Ma folie ordinaire – Emilie Durand

En résumé :
Écrit à la première personne du singulier, ce récit est celui d’une jeune fille qui, entre anorexie et tentatives de suicide, va très tôt connaître l’hospitalisation. Dans des cliniques réservées aux enfants et adolescents d’abord, puis à Sainte-Anne, une fois parvenue à la majorité. Un témoignage violent et sans concession sur le milieu de la psychiatrie qui dit aussi la douloureuse expérience de l’exil intérieur.

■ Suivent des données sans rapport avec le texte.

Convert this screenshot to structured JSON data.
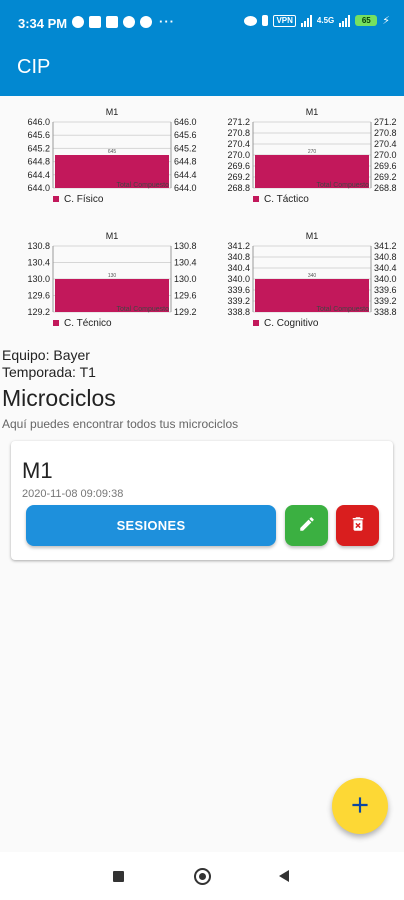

Ma folie ordinaire, de Emilie Durand
Les empêcheurs de penser en rond (2006) – 167 pages.
Genre : Témoignage
Thèmes : Psychiatrie, patients, souffrance, anorexie.

Impressions :
Mais qui se cache derrière le pseudo d’Emilie Durand ? Je me suis demandé si ce n’était pas un livre écrit par un médecin à un moment. Maintenant, je sais que non. Emilie est réelle. Mais je me suis posé des questions car je ne trouve strictement rien sur l’auteure. Mes doutes n’avaient pas lieu d’être car cette histoire sonne extrêmement juste mais le fait de ne pas trouver d’infos sur Emilie Durand me frustre énormément. Quelques petites choses m’ont semblé un tant soit peu exagérées tout de même mais elle sont infimes car tout, dans ce livre, est malheureusement très vrai.
C’est très dur, on sent que l’auteure n’a pas fait le deuil de toute cette inhumanité -et on la comprend- et de toute cette souffrance qu’elle a endurées. Elle n’est pas tendre avec l’institution psychiatrique -et elle a raison- et nous relate avec un regard parfaitement lucide son parcours de jeune fille à jeune femme, de l’anorexie aux tentatives de suicide, de son mal-être en passant par le regard que lui portent gens « normaux », d’une hospitalisation à une autre…
C’est un témoignage bouleversant qu’il est important de lire pour faire tomber les préjugés au sujet de la « folie »… Pour que  les personnes « normales et bien sous tout rapports » que nous sommes cessent d’être cons et effrayés par les sujets tabous.
Les extraits qui suivent son chaudement recommandés.
Avertissement : On en ressort sonné, un peu groggy, âmes sensibles s’abstenir, c’est un récit terriblement dur.

Extraits :

« Chacun à des choses à raconter. Dans mon cas, j’ai décidé que ce serait la souffrance. Pas seulement la mienne mais aussi celle des autres. Avec ce livre, j’ai voulu humaniser l’hôpital psychiatrique en témoignant de manière claire et précise. Il n’est pas évident d’étaler ainsi sa vie mais je l’ai fait car elle est mélangée à d’autres vies qui justement la rendent intéressante. J’ai décidé de donner voix à ceux que l’on ignore volontairement, par peur ou par méconnaissance. J’ai voulu que tous ces gens rencontrés s’expriment à travers mon témoignage. J’ai voulu être leur porte-parole avec une simple feuille et un stylo. C’est dans ce sens que je souhaite que ce livre soit compris. J’espère qu’il pourra aider ceux qui, comme moi, vivent un peu à la limite des autres, un peu en marge car classés difficiles ou instables et sont méprisés. J’aimerais que ce livre aide aussi les familles dont les enfants sont en «difficultés».
J’admire ces parents qui assument, jour après jour, les errances de leur enfant. Je dis «enfant» car pour des parents, des enfants restent toujours des enfants, même à soixante-dix ans ! Les parents dans ce cas sont nombreux même s’ils n’osent pas se montrer. Je voudrais mettre le doigt sur un des grands problèmes de notre société: le fait de devoir étouffer, cacher, éliminer le fils, la fille, l’oncle, le frère, la soeur «à problèmes». C’est tellement honteux d’avoir un membre de la famille qui souffre d’un trouble mental au point d’être hospitalisé ! Alors on le nie. Ce qui constitue une bonne façon de le détruire un peu plus. Ils ont déjà du mal à exister, à trouver une place dans la société; en plus, on les aide à disparaître, à s’annihiler.
Je veux que le comportement des gens change, qu’ils arrêtent de fuir quand ils apprennent que je sors d’un hôpital psychiatrique. »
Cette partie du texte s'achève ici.